FMI_SU_Yotkova_Kastreva at SemEval-2026 Task 13: Lightweight Detection of LLM-Generated Code via Stylometric Signals

FMI_SU_Yotkova_Kastreva 在 SemEval-2026 任务 13 中的表现：通过文体特征轻量化检测大模型生成的代码

Abstract: SemEval-2026 Task 13 investigates machine-generated code detection across multiple programming languages and application scenarios, asking participating systems to generalize to unseen languages and domains. This paper describes our participation in Subtask A (binary classification) and explores both pretrained code encoders and lightweight feature-based methods.

摘要： SemEval-2026 任务 13 旨在研究跨多种编程语言和应用场景的机器生成代码检测，要求参赛系统能够泛化到未见过的语言和领域。本文介绍了我们参与子任务 A（二分类）的过程，并探索了预训练代码编码器和基于特征的轻量化方法。

We design ratio-based features that are less sensitive to snippet length. To support the extraction of descriptiveness-related signals, we use parsing engines and a programming-language classifier. Additionally, we train a separate code-vs-text line classifier to identify raw natural language segments embedded within samples.
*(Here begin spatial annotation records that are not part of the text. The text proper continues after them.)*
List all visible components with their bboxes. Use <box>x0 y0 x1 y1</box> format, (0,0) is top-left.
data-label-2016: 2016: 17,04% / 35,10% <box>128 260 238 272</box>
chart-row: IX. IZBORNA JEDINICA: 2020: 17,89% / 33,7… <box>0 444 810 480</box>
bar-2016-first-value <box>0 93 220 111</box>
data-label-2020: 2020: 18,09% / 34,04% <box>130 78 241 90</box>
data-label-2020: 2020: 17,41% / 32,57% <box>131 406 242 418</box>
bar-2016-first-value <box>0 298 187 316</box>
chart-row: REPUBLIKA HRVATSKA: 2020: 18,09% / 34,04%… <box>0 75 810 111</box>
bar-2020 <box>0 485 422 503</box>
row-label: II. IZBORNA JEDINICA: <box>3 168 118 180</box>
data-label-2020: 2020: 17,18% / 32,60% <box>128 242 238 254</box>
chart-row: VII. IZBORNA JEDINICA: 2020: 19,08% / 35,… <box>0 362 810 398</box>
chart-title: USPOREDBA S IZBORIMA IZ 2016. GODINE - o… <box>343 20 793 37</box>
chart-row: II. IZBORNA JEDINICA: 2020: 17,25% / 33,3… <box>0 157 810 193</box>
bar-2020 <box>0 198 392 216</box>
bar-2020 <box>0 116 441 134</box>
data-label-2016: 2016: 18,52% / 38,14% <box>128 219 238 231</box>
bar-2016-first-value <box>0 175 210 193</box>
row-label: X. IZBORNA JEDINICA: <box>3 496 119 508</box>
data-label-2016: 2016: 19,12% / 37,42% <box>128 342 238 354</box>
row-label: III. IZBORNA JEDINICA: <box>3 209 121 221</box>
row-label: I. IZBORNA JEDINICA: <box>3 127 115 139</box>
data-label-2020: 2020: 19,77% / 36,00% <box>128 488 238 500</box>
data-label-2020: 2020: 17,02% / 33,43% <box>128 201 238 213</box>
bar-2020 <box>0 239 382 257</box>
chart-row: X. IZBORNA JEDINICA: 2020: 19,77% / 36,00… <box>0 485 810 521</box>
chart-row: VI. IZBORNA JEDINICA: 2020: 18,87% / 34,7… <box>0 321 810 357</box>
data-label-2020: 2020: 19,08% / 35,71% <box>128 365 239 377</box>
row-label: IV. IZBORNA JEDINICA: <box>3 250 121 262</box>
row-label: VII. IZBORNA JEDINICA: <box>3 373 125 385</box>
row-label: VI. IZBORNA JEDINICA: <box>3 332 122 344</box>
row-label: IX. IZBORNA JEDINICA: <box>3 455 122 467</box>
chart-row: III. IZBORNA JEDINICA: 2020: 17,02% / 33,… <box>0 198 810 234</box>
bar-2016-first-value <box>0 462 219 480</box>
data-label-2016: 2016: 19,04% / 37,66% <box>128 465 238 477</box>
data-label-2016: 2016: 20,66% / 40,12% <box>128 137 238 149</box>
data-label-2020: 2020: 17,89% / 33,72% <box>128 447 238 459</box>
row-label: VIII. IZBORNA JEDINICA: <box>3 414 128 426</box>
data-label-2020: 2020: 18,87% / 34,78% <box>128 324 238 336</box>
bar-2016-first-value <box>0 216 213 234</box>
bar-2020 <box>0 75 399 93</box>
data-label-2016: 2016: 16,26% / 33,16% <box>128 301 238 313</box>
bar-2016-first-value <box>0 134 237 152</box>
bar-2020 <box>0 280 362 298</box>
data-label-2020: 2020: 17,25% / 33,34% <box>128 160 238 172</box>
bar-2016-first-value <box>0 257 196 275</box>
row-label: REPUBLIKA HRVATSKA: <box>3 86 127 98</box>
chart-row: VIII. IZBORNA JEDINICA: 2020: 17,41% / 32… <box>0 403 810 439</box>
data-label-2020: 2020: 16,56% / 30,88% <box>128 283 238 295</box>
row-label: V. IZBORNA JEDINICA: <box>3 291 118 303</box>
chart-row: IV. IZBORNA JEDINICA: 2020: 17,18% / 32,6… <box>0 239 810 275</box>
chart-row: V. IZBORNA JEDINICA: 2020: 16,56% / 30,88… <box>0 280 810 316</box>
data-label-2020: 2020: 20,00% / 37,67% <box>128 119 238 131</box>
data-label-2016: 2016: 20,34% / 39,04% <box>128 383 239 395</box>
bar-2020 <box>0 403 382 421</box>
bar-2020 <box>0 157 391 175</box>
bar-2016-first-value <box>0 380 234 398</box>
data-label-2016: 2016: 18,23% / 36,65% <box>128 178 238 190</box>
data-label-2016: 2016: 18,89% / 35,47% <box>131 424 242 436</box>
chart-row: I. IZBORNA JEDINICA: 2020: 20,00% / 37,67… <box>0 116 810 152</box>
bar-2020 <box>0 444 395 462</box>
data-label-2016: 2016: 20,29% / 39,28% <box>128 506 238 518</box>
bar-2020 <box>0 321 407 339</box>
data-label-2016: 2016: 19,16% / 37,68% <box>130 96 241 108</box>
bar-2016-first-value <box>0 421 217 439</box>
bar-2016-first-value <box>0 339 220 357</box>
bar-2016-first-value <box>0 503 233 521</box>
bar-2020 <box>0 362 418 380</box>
我们设计了对代码片段长度不敏感的基于比率的特征。为了支持描述性相关信号的提取，我们使用了解析引擎和编程语言分类器。此外，我们还训练了一个独立的代码与文本行分类器，以识别嵌入在样本中的原始自然语言片段。

We combine a shallow decision tree with heuristic rules derived from data analysis to produce the final predictions. Our approach is computationally efficient, requires only CPU resources for training, and achieves near-instant inference time, offering a lightweight alternative to large pretrained models.

我们将浅层决策树与从数据分析中得出的启发式规则相结合，以生成最终预测。我们的方法计算效率高，训练仅需 CPU 资源，且能实现近乎即时的推理，为大型预训练模型提供了一种轻量化的替代方案。